Quand Jean-Luc Mélenchon répète sans cesse qu'il faut écouter le peuple, enfin de compte, l'esprit germanophobe aidant, il en a peur du peuple, de ces millions de gens qui se sont mis en marche sans violence pour la liberté. Il aime bien les régimes autoritaires.

Quant au Monde Diplomatique, en titrant "Allemagne de l'Est, histoire d'une annexion", il s'enferme dans ses certitudes qui le placent en décalage avec la réalité des sociétés en marche, niant le mouvement démocratique. C'est le cas tout du moins pour la révolution pacifique en RDA de l'été et de l'automne '89 et donc de la chute du mur.  

Le mur de Berlin n'est pas tombé comme ça sur un claquement de doigts le 9 novembre 1989. Mais l'objectif est clair ici, il est préférable pour Mélenchon et le Monde Diplomatique, de parler d'annexion afin de camoufler la façon dont des millions d'Allemands de l'Est ont, au risque de mettre leur vie en danger, surmonté leur peur pour briser l'enferment et parvenir à la liberté.
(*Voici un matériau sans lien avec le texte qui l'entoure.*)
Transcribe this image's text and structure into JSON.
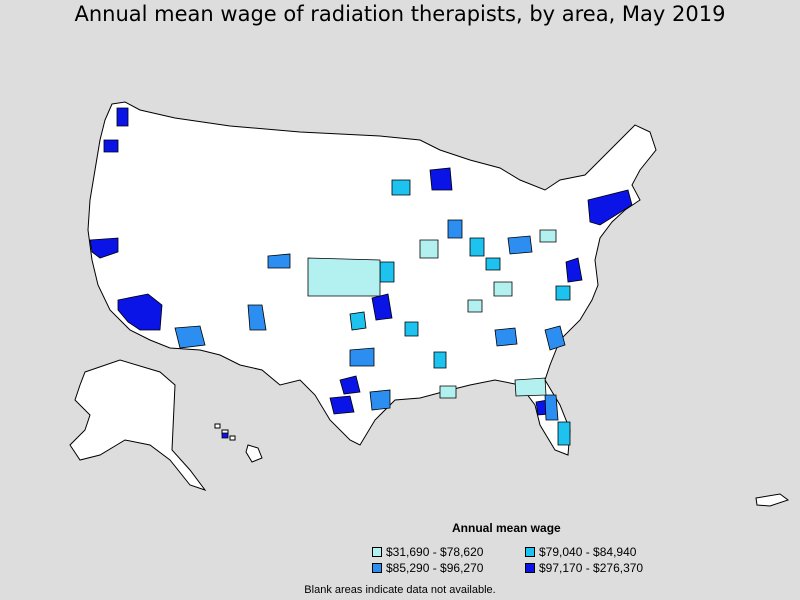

C'est méprisant, c'est faire  croire que ce mouvement aurait été téléguidé de l'extérieur. Il s'agit tout simplement d'une position révisionniste de leur part. 

ET POURTANT, IL Y A TANT DE CHOSES - A LA FOIS BELLES ET DRAMATIQUES - A RACONTER SUR CETTE PERIODE ENTRE L'ETE 1989 ET LE 9 NOVEMBRE.

Rappelons les faits:

Lors de la manifestation du 15 janvier 1989 organisée par le régime pour commémorer l'assassinat de Karl Liebknecht et Rosa Luxembourg, des manifestants sont arrêtés pour avoir inscrit sur une banderole la phrase célèbre de Rosa Luxembourg: "La liberté est toujours la liberté de ceux qui pensent autrement". Les principaux dissidents sont arrêtés comme Wolfgang Templin et sa femme Lotte, Bärbel Bohley, Stephan Krawxzyk, Freya Klier.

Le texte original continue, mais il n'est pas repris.